RCTEs for Recursive Modify | SQLite SQL Tutorial Link Search Menu Expand Document

Recursive CTEs enable the implementation of the following task. Suppose we have a set of file system directory paths and a set of COPY operations defined as the original and new paths. We need an SQL query to perform this transformation. The RCTE feature is the only way to implement this transformation in SQL/SQLite because of potential successive modifications. The snippet below shows only the core code (the LOOP_COPY block) without further processing. Note that straightforward use of the replace routine would be incorrect because of possible matches in the middle of the path.

WITH RECURSIVE
    ops(opid, rootpath_old, rootpath_new) AS (
        VALUES
            (1, 'doc/',            'docABC'                 ),
            (2, 'docABC/thesis/',  'docABC/master'          ),
            (3, 'docABC/app/job/', 'docABC/app/academic_job'),
            (4, 'code/',           'prog'                   )
    ),
    folders(path_old) AS (
        VALUES
            ('doc/thesis/exp'),
            ('doc/thesis/theory'),
            ('doc/app/job/lor'),
            ('code/scripts/py'),
            ('code/scripts/bas')
    ),
    LOOP_COPY AS (
            -- Initial SELECT --
            SELECT 0 AS opid, path_old AS path_new
            FROM folders
        UNION ALL -- LOOP body starts here --
            -- Place input rows in the processing queue for the next loop
            SELECT ops.opid, path_new
            FROM LOOP_COPY AS BUFFER, ops
            WHERE ops.opid = BUFFER.opid + 1
        UNION ALL
            -- Append the processing queue with new paths generated by the current operation        
            SELECT ops.opid,
                   rootpath_new || substr(path_new, length(rootpath_old)) AS path_new
            FROM LOOP_COPY AS BUFFER, ops
            WHERE ops.opid = BUFFER.opid + 1
              AND BUFFER.path_new like rootpath_old || '%'            
    )
SELECT * FROM LOOP_COPY
WHERE opid = (SELECT max(ops.opid) FROM ops);

Note that this task is still not particularly well suited for SQL. The initial SELECT places all paths in the processing queue for the first loop cycle.

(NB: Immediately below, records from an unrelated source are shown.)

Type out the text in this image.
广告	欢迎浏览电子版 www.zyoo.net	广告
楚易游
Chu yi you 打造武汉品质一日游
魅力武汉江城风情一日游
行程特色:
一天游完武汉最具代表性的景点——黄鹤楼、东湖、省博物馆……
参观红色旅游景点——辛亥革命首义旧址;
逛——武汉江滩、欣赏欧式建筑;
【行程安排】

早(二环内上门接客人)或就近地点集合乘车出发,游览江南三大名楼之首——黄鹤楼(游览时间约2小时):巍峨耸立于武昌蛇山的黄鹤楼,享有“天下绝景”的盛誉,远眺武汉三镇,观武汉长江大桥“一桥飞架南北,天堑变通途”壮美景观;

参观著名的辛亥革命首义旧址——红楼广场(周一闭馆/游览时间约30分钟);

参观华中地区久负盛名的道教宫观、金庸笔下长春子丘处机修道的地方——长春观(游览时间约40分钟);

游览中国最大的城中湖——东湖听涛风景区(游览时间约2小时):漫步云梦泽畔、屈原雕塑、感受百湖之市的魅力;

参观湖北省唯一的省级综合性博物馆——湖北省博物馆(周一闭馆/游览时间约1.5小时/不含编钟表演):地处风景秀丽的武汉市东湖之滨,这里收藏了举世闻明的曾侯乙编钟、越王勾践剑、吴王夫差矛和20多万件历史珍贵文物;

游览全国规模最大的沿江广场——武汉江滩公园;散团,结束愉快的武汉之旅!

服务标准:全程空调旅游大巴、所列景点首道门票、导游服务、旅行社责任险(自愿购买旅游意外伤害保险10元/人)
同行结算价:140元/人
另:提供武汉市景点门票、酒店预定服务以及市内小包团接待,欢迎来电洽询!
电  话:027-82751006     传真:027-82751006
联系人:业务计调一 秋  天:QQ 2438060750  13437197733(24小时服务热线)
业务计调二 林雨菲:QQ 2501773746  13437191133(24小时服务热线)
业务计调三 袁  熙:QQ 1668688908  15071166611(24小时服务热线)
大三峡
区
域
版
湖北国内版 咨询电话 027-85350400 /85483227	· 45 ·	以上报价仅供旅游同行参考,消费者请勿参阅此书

Because the COPY operation does not delete any folders, the entire input must be passed along between loop cycles, meaning that the initial set and all previously created paths are duplicated during each loop cycle. For this reason, the entire row set corresponding to the processing of the last operation is the final result, hence the last line in the query.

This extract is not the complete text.